The INWO Book is a book published by Steve Jackson Games (SJG) in 1995 about the company's satirical collectible card game (CCG) Illuminati: New World Order.

Description
With CCGs on the rise in 1994 following the release of Magic: The Gathering, Steve Jackson Games published Illuminati: New World Order (INWO), a CCG with complex rules that won the 1994 Origins Award for Best Card Game. The game was immensely popular — Jackson reported that "pre-sales alone were more than 10 times as much as for any game we'd done before."

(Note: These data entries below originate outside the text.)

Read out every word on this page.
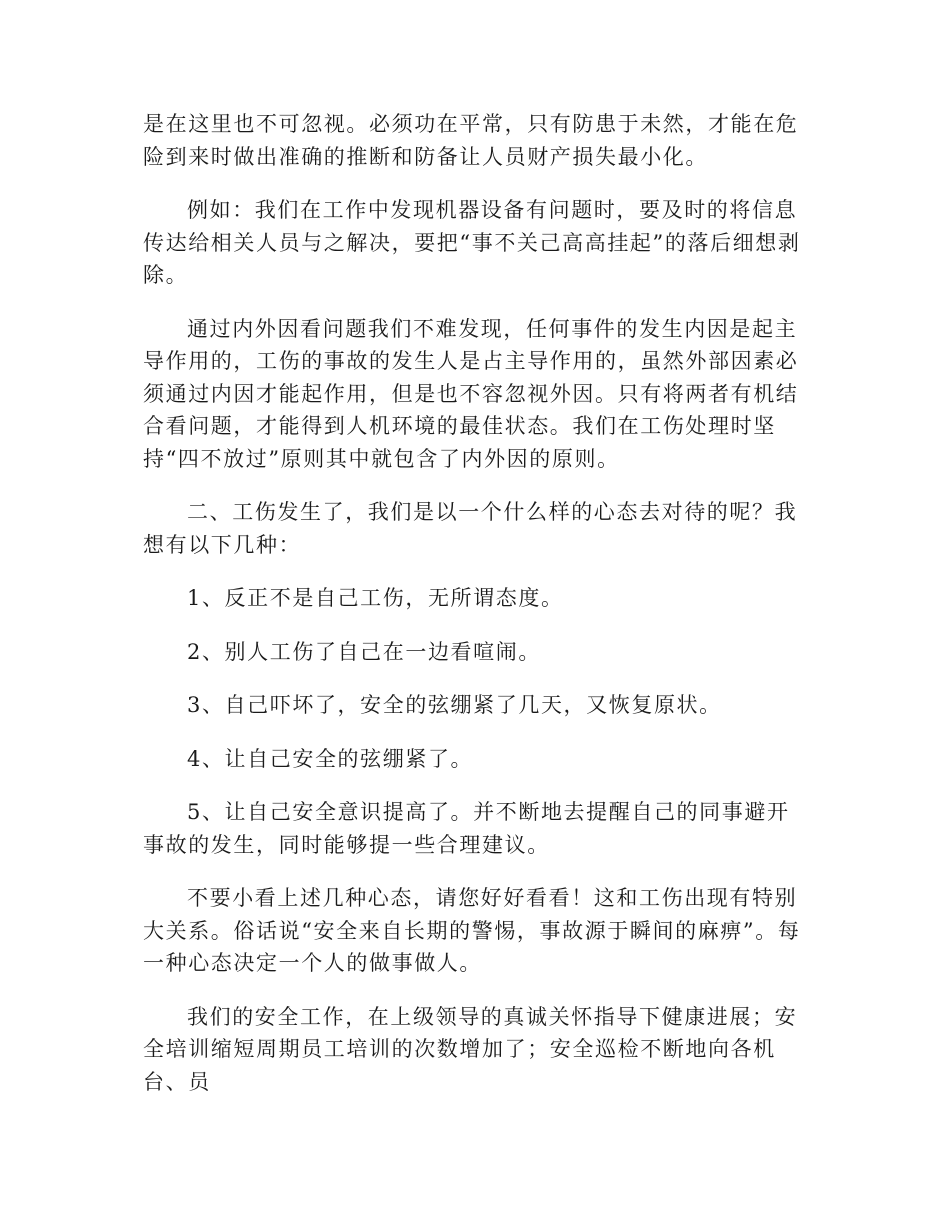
是在这里也不可忽视。必须功在平常，只有防患于未然，才能在危险到来时做出准确的推断和防备让人员财产损失最小化。

例如：我们在工作中发现机器设备有问题时，要及时的将信息传达给相关人员与之解决，要把“事不关己高高挂起”的落后细想剥除。

通过内外因看问题我们不难发现，任何事件的发生内因是起主导作用的，工伤的事故的发生人是占主导作用的，虽然外部因素必须通过内因才能起作用，但是也不容忽视外因。只有将两者有机结合看问题，才能得到人机环境的最佳状态。我们在工伤处理时坚持“四不放过”原则其中就包含了内外因的原则。

二、工伤发生了，我们是以一个什么样的心态去对待的呢？我想有以下几种：

1、反正不是自己工伤，无所谓态度。

2、别人工伤了自己在一边看喧闹。

3、自己吓坏了，安全的弦绷紧了几天，又恢复原状。

4、让自己安全的弦绷紧了。

5、让自己安全意识提高了。并不断地去提醒自己的同事避开事故的发生，同时能够提一些合理建议。

不要小看上述几种心态，请您好好看看！这和工伤出现有特别大关系。俗话说“安全来自长期的警惕，事故源于瞬间的麻痹”。每一种心态决定一个人的做事做人。

我们的安全工作，在上级领导的真诚关怀指导下健康进展；安全培训缩短周期员工培训的次数增加了；安全巡检不断地向各机台、员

The following year, SJG published a guidebook about INWO titled The INWO Book, subtitled "Being a Compendium of Lore, Lies, Damned Lies and Statistics concerning the New World Order of the Il;luminated Masters." The 152-page paperback was written by Steve Jackson, with illustrations by John Kovalic, David Martin, Shea Ryan, and Dan Smith. 

The book contains 
Steve Jackson's production reports about planning sessions leading up to the publication of the game
complete and updated rules, as well as optional rules and variant games
official tournament rules
suggested strategies and deck builds
an overview of every card published in the initial print run
a complete card list
the various printing styles for rare and ordinary cards

Reception
In the October 1995 edition of Dragon (#222), Rick Swan noted that the book provides "everything you want to know" about INWO, and called it a revealing read.